Manuel Garrido Otero, the great-great-grandfather of the Garrido brothers, raised a small workshop of about 100 m2 near O Grove’s harbour, in the same place where today’s shipyard stands, albeit in a larger building. The chalanas, chalupas and gamelas were the first crafts built in the workshop. There the great-grandfather of the current carpenters, José Garrido Moldes, together with his cousin José Garrido Carrera and his two sons Ramón and Manuel Garrido Álvarez, built Galician traditional crafts like the dornas and two local fishing motor boats of 22 m in length, called María and Rosita.

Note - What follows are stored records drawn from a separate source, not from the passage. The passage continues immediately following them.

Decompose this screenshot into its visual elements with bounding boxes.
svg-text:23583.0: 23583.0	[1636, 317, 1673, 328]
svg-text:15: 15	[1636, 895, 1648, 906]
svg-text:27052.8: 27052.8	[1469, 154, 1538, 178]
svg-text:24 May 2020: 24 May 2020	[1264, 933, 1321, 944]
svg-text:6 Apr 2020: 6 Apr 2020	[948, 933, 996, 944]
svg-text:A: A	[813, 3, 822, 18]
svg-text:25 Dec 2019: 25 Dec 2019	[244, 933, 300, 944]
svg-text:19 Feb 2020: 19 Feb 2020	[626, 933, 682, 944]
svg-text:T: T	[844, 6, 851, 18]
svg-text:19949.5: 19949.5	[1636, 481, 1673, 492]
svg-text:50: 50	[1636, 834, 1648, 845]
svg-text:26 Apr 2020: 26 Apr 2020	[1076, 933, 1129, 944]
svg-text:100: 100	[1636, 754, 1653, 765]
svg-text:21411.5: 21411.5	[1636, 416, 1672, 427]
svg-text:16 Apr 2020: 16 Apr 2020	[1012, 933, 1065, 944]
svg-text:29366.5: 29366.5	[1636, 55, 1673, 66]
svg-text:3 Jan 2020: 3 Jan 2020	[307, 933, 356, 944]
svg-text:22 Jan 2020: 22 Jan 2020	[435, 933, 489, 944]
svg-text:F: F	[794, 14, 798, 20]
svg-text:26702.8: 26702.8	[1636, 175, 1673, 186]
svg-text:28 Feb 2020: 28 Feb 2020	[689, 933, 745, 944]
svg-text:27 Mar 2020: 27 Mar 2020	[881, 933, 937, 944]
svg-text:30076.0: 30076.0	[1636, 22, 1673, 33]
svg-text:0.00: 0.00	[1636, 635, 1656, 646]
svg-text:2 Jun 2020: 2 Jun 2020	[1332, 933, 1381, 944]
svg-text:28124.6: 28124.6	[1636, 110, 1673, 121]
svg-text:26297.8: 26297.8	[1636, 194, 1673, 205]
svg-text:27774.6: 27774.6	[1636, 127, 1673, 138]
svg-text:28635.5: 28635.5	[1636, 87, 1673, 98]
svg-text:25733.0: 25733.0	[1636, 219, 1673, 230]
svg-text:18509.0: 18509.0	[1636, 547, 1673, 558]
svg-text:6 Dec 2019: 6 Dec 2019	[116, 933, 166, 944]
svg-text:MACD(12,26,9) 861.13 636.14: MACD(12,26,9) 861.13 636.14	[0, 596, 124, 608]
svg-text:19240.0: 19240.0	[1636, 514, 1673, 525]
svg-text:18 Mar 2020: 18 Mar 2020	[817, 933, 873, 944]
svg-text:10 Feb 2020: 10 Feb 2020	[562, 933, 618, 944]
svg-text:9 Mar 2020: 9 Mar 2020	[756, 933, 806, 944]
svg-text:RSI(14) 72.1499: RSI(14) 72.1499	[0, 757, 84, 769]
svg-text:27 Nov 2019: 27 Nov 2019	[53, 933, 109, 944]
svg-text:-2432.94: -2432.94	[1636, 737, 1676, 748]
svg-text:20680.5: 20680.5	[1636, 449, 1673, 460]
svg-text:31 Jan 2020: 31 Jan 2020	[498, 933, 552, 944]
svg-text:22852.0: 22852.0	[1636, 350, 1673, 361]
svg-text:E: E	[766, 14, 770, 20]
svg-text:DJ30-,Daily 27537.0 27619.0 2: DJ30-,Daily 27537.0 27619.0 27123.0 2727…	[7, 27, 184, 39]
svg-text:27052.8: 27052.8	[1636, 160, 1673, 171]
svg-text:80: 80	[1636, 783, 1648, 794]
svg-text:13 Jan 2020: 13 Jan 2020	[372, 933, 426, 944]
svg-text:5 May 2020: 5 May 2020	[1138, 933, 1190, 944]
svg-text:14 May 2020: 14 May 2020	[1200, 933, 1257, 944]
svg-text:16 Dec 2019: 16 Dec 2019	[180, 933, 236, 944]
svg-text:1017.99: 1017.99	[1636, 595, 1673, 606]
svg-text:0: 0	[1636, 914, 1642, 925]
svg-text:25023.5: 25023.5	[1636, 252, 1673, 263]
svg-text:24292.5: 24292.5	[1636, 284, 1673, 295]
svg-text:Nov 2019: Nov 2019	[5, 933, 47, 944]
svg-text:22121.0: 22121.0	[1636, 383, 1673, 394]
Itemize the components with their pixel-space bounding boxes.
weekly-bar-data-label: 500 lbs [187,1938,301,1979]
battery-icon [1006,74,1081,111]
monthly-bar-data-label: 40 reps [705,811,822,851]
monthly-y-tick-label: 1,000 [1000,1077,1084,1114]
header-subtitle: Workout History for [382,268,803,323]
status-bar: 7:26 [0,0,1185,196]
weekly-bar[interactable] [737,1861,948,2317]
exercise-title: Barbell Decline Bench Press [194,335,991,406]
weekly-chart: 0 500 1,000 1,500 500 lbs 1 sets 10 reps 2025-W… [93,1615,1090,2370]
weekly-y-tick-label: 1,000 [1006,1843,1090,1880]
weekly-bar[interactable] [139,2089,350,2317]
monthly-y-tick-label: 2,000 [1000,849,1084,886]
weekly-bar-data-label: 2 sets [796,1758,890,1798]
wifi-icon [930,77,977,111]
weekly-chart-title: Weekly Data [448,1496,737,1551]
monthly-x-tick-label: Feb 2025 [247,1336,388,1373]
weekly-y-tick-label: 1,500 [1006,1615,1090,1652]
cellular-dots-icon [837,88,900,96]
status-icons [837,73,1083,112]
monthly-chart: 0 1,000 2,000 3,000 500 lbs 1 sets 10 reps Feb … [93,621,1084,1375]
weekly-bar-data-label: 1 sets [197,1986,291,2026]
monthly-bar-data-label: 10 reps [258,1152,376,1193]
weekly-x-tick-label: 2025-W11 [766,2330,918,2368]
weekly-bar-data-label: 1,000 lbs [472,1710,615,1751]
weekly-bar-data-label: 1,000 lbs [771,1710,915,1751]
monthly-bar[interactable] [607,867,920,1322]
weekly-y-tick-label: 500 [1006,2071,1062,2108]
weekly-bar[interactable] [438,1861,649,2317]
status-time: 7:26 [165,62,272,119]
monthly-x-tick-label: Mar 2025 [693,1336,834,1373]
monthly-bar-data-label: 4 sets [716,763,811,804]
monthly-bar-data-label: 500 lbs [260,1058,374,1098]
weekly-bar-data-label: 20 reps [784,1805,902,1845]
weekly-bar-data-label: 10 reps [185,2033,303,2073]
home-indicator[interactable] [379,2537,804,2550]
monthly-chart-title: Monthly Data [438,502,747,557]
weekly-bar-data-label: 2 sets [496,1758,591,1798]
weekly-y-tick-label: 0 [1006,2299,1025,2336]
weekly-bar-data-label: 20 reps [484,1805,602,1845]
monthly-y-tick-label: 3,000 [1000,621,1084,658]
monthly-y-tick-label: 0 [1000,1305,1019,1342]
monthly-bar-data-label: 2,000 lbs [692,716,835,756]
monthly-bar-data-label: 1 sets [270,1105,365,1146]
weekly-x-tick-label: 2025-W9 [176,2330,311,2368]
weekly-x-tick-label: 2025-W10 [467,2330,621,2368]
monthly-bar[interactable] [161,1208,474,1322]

Construction of one of the very first big boats in the shipyard
One of many dornas built in Astilleros Garrido
The following generation, grandfather Manuel Garrido Álvarez, ran the carpentry for 30 years, building ships like the “Voltaire”, a traditional craft of 14 m in length for fishing sardines, equipped with an auxiliary gas engine. Other examples of constructions were motor boats like the “Meco” built in 1936. During the 1960s and after the retirement of grandfather Manuel, the father of the Garrido brothers, José Garrido Vidal, took the reins of the family business.
Voltaire, traditional sardines fishing boat, 14 metres long
During that period they built the first bateas (floating structures for the mussel industry). This type of work was not so complicated given the skills of the carpenters, but it helped them get through those hard times.
Construction one of the first bateas in Astilleros Garrido
There are four Garrido brothers; one of them has a degree in Chemistry, but the others — Pepe, Carlos and Fabián — continue the family activity in the same place where many years ago their ancestors founded the dockyard.
In 2002 they received the visit of H.M. the King of Spain, Juan Carlos I, to see the state of construction of the twin galleons Silma and Sanxenxo.